The Committee members would also
compile a register of local specialists and consultants as well as Ghanaians in
the Diaspora with the required professional qualification and experiences, who
would be eager to support the project, and further prepare and submit a final
Legislative Instrument as well as regulations for ratification.
Dr Yeboah said the Committee was
required to work within the next three months, but the duration might be
subjected to review, should the need arises.
Dr Anthony Nsiah-Asare, the
Director-General of the Ghana Health Service, said it was envisaged that upon
the completion of the exercise, there would be a comprehensive operational
policy capable for operationalising the medical tourism in the country.
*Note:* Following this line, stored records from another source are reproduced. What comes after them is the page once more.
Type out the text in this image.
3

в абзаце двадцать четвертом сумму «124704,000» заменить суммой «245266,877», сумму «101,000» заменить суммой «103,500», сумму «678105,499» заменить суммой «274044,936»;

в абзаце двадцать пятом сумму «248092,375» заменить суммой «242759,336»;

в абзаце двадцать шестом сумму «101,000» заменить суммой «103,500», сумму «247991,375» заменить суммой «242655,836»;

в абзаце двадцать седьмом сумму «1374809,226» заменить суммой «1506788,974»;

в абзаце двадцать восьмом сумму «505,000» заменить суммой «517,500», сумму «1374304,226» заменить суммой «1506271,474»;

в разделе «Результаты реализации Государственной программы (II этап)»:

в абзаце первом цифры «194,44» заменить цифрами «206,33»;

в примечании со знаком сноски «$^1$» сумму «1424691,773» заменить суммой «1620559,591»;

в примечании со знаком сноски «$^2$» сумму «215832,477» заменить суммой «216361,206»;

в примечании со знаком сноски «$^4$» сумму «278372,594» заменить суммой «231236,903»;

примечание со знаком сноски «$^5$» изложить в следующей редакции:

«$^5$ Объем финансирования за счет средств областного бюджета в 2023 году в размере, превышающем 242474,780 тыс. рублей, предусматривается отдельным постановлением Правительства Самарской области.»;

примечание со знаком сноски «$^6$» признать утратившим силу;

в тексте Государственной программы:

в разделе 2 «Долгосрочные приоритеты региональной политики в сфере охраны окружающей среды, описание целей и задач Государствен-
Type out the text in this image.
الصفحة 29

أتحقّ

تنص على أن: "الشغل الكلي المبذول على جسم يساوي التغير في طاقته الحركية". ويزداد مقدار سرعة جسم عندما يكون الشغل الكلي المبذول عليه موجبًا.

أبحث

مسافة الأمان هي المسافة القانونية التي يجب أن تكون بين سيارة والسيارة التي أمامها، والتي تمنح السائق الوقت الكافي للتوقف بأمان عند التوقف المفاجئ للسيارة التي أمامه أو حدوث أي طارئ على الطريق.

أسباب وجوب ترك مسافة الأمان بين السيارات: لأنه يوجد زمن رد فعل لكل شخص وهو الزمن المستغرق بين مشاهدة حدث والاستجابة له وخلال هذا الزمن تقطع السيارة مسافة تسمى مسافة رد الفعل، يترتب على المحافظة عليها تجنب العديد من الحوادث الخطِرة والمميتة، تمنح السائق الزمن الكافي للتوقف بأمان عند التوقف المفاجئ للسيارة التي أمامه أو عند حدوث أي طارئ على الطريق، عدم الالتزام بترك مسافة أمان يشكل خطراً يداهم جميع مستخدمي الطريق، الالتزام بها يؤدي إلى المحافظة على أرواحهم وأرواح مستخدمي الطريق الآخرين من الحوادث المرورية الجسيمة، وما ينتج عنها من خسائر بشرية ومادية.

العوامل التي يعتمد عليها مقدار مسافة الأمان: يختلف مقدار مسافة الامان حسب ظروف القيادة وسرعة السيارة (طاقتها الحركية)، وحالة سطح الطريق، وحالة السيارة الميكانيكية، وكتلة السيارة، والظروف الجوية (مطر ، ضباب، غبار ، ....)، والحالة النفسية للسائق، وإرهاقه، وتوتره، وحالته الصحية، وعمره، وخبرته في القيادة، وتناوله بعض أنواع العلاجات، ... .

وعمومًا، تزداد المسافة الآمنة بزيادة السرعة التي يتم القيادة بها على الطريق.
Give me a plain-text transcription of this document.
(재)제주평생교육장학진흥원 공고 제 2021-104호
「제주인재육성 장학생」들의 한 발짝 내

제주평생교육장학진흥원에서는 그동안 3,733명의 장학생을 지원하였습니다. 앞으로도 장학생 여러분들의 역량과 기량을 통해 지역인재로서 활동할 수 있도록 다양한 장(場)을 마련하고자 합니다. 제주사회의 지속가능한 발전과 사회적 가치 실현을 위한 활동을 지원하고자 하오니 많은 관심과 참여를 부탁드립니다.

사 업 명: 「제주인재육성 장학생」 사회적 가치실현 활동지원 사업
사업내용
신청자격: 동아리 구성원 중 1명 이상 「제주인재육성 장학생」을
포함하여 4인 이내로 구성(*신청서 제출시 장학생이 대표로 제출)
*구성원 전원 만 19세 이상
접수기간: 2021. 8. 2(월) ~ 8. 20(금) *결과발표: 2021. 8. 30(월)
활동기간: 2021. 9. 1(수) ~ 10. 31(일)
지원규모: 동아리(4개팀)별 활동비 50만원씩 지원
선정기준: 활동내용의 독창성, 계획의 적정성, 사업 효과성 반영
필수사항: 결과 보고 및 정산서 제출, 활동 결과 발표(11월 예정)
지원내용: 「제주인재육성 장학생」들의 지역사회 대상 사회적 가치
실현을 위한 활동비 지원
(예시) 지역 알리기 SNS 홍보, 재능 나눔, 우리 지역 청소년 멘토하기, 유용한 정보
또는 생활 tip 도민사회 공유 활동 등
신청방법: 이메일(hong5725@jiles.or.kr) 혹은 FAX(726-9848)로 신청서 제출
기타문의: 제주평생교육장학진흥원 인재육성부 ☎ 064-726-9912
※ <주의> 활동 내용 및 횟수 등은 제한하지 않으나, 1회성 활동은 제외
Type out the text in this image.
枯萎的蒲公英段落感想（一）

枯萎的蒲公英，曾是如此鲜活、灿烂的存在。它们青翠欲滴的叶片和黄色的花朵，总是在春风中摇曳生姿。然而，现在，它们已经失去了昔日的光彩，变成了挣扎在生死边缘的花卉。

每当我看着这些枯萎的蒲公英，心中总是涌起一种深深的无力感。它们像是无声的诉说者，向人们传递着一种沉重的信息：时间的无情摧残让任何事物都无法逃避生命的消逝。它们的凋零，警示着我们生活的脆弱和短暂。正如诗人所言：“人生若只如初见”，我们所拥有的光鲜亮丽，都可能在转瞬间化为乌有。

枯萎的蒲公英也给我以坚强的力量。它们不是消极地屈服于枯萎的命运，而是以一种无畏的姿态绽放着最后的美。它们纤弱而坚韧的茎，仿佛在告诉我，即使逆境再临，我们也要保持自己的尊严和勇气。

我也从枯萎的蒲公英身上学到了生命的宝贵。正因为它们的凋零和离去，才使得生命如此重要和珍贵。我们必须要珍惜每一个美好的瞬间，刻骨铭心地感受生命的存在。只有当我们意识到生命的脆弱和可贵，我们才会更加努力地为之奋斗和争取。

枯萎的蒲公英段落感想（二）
Giving a brief background, he
said it has been observed that the health sector over the past years had been
compelled to medically evacuate patients from the public, quasi-government and
private sectors, who for want for local requisite medical facilities,
technology and qualified professionals, travelled abroad for further management
of their health conditions.
The Director-General said the
relatively expensive costs of such treatments, not to mention the
inconveniences such patients and their accompanying dependents had to go
through, could not be over emphasised.
He said it was noteworthy
however, that Ghana in recent years had commissioned new and rehabilitated
health facilities such as the Greater Accra Regional Hospital at Ridge, with
state-of-the-art technology, that could be used to kick-start the medical
tourism project and later extend it to other selected facilities across the
country.
Dr Nsiah-Asare said it was in
respect of the aforementioned backdrops that the GHS Council, in its quest to
strengthen healthcare delivery in Ghana, had empanelled the expert committee to
promote medical tourism.
He said the GHS Council was
convinced that the establishment of medical tourism would attract patients from
the West African Sub-region in particular, to receive the needed treatment in
accredited health facilities.
He urged the Committee to work
hard to secure international accreditation for the various health institutions
that would be selected for the project.